1) The chelate compound (CuEn)²⁺ was formed by the reaction between En and cupric ion in the pH range of 3.5-5.5 and the compound (CuEn₂)²⁺ was formed in the range of above 6.0. However, in the range of 5.5-6.0, the both complex ions, (CuEn)²⁺ and (CuEn₂)²⁺, were formed.
2) Bright deposit of copper was obtained on steel with good adhesion from (CuEn₂)²⁺ chelate solution.
The optimum condition of the electrolysis was as follows.
CuSO₄·5H₂O……75-125g/l pH …… 6.5-8.7
En ……40-65g/l Temperature …… 10-50°C
Na₂SO₄·10H₂O …… 50g/l Cathodic current density…… 1.5-2.5amp./dm²
(NH₄₎₂ SO₄ ……50g/l
The current efficieney under the above condition was above 95%.

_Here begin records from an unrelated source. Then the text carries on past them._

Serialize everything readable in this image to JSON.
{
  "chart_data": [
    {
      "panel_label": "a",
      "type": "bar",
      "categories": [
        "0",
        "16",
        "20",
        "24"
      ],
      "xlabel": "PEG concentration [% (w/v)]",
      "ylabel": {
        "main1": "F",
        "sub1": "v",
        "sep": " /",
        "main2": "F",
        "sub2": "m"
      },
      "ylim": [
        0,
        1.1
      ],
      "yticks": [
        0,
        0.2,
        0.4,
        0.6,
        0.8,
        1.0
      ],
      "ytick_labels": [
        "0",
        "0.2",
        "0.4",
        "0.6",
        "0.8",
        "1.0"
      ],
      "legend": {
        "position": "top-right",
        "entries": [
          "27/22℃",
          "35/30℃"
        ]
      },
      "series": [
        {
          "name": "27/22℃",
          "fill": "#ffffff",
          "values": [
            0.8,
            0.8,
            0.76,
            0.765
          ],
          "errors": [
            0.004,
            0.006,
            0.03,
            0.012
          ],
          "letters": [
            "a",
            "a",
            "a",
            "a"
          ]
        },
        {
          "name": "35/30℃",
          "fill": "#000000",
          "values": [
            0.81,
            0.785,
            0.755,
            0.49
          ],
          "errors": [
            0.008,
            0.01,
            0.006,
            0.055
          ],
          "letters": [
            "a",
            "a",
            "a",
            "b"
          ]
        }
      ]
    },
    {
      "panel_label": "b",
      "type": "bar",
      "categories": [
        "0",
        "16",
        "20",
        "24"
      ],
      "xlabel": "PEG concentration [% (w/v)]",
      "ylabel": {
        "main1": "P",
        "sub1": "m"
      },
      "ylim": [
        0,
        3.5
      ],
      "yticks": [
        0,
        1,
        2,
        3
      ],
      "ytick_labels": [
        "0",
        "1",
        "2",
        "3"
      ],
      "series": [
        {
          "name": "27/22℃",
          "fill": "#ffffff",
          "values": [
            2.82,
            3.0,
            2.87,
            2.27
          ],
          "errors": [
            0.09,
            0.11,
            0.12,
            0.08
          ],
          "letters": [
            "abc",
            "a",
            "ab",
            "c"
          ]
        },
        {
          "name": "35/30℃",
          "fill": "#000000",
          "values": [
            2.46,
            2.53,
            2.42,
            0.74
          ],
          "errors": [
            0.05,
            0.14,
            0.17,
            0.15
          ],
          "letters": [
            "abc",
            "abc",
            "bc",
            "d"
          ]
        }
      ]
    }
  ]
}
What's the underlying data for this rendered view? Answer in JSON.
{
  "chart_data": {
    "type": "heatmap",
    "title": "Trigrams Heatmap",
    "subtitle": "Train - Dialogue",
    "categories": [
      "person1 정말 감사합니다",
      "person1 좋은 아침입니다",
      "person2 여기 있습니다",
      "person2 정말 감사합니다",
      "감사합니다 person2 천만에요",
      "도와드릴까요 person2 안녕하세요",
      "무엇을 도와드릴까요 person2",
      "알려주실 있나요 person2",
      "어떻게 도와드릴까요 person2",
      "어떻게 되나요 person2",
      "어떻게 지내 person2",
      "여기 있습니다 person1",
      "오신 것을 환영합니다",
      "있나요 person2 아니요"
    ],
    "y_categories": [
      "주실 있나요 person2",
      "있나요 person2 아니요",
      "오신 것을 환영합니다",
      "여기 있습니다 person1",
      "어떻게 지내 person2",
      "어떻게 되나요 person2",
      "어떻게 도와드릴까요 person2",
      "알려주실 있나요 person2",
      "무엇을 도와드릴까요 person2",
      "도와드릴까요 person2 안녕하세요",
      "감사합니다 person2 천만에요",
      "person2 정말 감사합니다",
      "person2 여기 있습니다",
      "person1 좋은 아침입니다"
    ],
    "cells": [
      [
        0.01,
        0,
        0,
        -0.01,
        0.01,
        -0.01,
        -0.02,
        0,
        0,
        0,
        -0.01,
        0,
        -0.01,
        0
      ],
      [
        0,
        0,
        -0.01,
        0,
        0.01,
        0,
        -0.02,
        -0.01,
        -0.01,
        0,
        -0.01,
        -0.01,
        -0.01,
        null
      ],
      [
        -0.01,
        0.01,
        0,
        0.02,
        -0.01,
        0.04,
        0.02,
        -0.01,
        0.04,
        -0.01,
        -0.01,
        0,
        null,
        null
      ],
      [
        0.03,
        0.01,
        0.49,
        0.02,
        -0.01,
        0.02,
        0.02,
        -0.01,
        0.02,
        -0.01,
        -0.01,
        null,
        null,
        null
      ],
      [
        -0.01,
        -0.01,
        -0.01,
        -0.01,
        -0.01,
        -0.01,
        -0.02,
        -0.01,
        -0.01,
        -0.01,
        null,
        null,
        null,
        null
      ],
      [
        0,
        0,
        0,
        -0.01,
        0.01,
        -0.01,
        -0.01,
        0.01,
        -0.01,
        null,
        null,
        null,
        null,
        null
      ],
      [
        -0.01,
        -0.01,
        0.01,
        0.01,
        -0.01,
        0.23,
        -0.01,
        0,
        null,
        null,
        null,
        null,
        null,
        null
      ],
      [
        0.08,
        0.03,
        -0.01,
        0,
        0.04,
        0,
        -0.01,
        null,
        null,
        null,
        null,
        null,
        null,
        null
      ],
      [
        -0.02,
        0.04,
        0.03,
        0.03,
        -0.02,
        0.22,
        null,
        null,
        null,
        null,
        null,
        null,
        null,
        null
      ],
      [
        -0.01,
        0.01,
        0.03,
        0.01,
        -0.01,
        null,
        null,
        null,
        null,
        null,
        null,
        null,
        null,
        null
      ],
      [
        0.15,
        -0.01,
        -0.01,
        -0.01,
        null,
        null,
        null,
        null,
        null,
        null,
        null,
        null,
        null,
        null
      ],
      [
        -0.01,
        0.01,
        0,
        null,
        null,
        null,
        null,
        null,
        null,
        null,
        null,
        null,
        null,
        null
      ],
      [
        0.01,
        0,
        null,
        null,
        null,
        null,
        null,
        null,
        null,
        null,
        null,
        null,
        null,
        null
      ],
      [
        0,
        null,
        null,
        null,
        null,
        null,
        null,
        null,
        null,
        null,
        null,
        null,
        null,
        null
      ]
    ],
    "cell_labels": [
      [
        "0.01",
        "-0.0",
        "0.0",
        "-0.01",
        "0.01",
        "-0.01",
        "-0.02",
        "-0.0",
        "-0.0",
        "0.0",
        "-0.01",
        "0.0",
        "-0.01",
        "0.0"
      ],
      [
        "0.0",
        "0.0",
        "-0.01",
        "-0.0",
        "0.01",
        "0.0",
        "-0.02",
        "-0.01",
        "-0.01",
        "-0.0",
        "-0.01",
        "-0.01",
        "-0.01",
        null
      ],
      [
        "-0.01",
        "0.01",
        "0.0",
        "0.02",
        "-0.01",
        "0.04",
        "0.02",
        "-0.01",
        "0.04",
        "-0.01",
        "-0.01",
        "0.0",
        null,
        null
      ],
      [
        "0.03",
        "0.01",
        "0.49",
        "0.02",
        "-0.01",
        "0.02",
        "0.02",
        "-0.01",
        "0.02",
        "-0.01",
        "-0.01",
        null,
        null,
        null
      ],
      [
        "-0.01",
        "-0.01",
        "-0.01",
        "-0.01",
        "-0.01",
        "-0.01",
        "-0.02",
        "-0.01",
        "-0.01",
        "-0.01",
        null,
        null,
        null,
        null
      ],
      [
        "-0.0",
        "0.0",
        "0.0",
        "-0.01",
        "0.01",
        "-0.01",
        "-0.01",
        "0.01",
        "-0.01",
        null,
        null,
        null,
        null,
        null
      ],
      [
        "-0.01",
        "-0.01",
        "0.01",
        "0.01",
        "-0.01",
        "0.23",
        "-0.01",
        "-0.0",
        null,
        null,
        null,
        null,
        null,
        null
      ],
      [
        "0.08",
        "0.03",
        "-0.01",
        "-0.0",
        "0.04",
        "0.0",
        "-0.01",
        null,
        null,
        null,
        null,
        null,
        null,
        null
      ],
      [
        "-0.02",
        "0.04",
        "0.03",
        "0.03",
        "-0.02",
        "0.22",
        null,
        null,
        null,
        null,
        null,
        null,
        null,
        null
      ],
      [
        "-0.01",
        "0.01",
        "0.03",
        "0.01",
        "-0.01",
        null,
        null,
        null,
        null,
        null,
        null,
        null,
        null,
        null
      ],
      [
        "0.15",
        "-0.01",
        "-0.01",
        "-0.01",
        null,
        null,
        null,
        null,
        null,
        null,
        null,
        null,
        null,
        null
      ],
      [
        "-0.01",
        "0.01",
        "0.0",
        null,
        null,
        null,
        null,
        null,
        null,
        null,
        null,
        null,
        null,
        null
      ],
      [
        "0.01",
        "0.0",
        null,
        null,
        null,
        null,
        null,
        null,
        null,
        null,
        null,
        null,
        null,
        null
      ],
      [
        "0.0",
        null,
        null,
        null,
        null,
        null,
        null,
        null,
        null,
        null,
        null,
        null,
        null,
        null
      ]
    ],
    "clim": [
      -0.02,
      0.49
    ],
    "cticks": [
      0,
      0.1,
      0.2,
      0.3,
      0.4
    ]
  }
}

Relationship of Crystal Grain Size to Nitriding of Steels

Investigations were made on the relation between salt bath nitriding and crystal grain size of steel, which had been annealed at various temperatures and refined.
The results obtained were summarized as follows.
(1) The relation between nitriding temperature and hardness was as follows.
After some specimens of SACM 1 and S45C steels, having various crystal grain sizes, were subjected to nitriding, the change in their surface hardness did not depend on their initial grain sizes, but was found to be almost in the same trend for every size.
However, the depth of hardened layer was decreased with the increase in crystal grain size.
(2) The surface of every specimen was mose rough with the rise in nitriding temperature.
(3) The surface hardness after re-heating for diffusion was indifferent to the crystal grain size, but was in the same trend for every specimen.
(4) The fatigue limit was more improved when the grain size was finer.